Any ideas on how to solve it? Thanks
Hope you are well. I'm Using Python 2.7 and new at it. I'm trying to use yahoo finance API to get information from stocks, here is my code:
from yahoo_finance import Share
yahoo = Share('YHOO')
print yahoo.get_historical('2014-04-25', '2014-04-29')
This code thoug works once out of 4 attempts, the other 3 times gives me this errors:
YQL Query error: Query failed with error: No Definition found for Table yahoo.finance.quote
Is there anyway to fix this error so to have the code working 100% of the time?
Thanks.
Warmest regards
This is a server-side error. The query.yahooapis.com service appears to be handled by a cluster of machines, and some of those machines appear to be misconfigured.

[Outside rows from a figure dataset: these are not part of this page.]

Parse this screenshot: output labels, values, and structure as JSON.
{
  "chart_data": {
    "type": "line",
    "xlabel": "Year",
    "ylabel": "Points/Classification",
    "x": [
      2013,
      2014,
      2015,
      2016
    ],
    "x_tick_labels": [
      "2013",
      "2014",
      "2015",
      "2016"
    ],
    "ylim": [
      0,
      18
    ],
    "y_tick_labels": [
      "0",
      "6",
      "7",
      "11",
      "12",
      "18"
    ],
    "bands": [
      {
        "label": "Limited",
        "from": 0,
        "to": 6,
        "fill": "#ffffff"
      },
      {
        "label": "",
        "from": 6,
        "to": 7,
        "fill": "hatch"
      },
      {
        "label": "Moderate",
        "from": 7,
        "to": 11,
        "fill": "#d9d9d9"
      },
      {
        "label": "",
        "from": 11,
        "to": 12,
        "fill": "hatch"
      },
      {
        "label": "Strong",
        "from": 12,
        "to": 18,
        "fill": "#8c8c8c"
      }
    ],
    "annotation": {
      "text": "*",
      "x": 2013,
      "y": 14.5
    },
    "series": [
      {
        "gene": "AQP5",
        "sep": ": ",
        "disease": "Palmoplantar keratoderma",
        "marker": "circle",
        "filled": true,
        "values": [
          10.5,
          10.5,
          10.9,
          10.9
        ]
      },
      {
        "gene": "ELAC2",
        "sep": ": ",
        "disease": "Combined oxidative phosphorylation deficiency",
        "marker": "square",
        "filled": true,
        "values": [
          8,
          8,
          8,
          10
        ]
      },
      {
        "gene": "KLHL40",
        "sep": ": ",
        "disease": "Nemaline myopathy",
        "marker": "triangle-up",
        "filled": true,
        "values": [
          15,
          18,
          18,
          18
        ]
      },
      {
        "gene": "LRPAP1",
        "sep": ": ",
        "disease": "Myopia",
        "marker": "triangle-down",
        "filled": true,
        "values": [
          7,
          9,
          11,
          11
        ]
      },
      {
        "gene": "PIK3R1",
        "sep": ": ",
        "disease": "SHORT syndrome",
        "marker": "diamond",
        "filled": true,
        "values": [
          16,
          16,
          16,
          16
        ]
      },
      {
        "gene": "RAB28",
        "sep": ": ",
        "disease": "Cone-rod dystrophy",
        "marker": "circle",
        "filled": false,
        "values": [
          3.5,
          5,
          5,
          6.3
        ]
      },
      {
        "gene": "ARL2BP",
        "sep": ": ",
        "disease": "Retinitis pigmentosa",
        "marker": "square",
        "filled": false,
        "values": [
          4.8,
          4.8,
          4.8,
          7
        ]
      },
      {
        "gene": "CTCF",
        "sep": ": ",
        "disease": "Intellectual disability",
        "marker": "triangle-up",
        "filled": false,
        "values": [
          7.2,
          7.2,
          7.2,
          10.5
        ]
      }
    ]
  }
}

This could be a temporary problem.
I see the same error when accessing the API directly using curl:
$ curl "http://query.yahooapis.com/v1/public/yql?q=select%20*%20from%20yahoo.finance.quote%20where%20symbol%20%3D%20%22YHOO%22&format=json&env=store%3a//datatables.org/alltableswithkeys"
{"error":{"lang":"en-US","description":"No definition found for Table yahoo.finance.quote"}}
Other than retrying in a loop, there is no way to fix this on the Python side:
data = None
for i in range(10): # retry 10 times
try:
yahoo = Share('YHOO')
data = yahoo.get_historical('2014-04-25', '2014-04-29')
break
except yahoo_finance.YQLQueryError:
continue
if data is None:
print 'Failed to retrieve data from the Yahoo service, try again later'